Le rassemblement s’est déroulé dans un lieu sacré, le Turtle Lodge. Chaque jour commençait par des cérémonies du calumet et de l’eau, y compris une cérémonie spéciale du calumet avec un calumet sacré commandé par un groupe national d’aînés des quatre directions.

Les chefs spirituels ont également organisé une cérémonie de l’Oiseau-Tonnerre, pour construire un nid afin que les Oiseaux-Tonnerre reviennent et soient présents lors du rassemblement. Pour les Anishinaabe, les Oiseaux-Tonnerre sont vus comme l’un des gardiens spirituels et protecteurs de la Terre, et ces cérémonies aident les gens à se mettre en symbiose avec les esprits des Oiseaux-Tonnerre pour soutenir les lois naturelles de la terre.

Dans le cadre de leurs prophéties, une cérémonie de l’Aigle et du Condor a également eu lieu en soirée pour célébrer l’union des esprits des peuples autochtones de l’Aigle dans l’hémisphère nord et du Condor dans l’hémisphère sud.

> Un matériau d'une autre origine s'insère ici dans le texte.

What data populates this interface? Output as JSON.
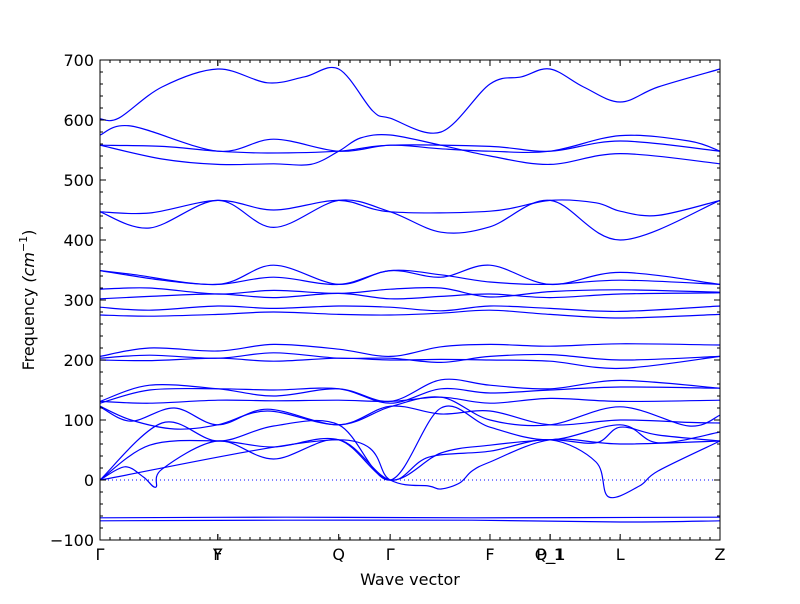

L’ainé Courchene et le gardien du savoir Inka Antaurko expliquent la prophétie de l’Aigle et du Condor dans la vidéo ci-dessous.

Les changements climatiques exigent un changement de valeurs

« Les changements climatiques sont le reflet des valeurs », a déclaré l’ainé Courchene dans son allocution au Sommet. De nombreux gardiens du savoir ont compris que les changements climatiques ne sont pas simplement un problème d’environnement ou un problème pouvant uniquement être résolu par des changements technologiques. C’est le symptôme d’un problème enraciné dans les valeurs occidentales et les systèmes économiques provoqués par le colonialisme.

« Les gens ne veulent pas reconnaître l’état de la terre, où il en est en ce moment, parce que c’est le reflet d’eux-mêmes », a partagé Katherine Whitecloud, gardienne du savoir chez les Dakotas. « C’est le reflet de leurs maisons, de leur espace personnel, où résident l’esprit et le cœur... Et les gens ne veulent pas regarder ça. » Si nous nous concentrons sur les valeurs qui sous-tendent les changements climatiques, qu’est-ce que cela signifie pour notre approche en matière de solutions climatiques?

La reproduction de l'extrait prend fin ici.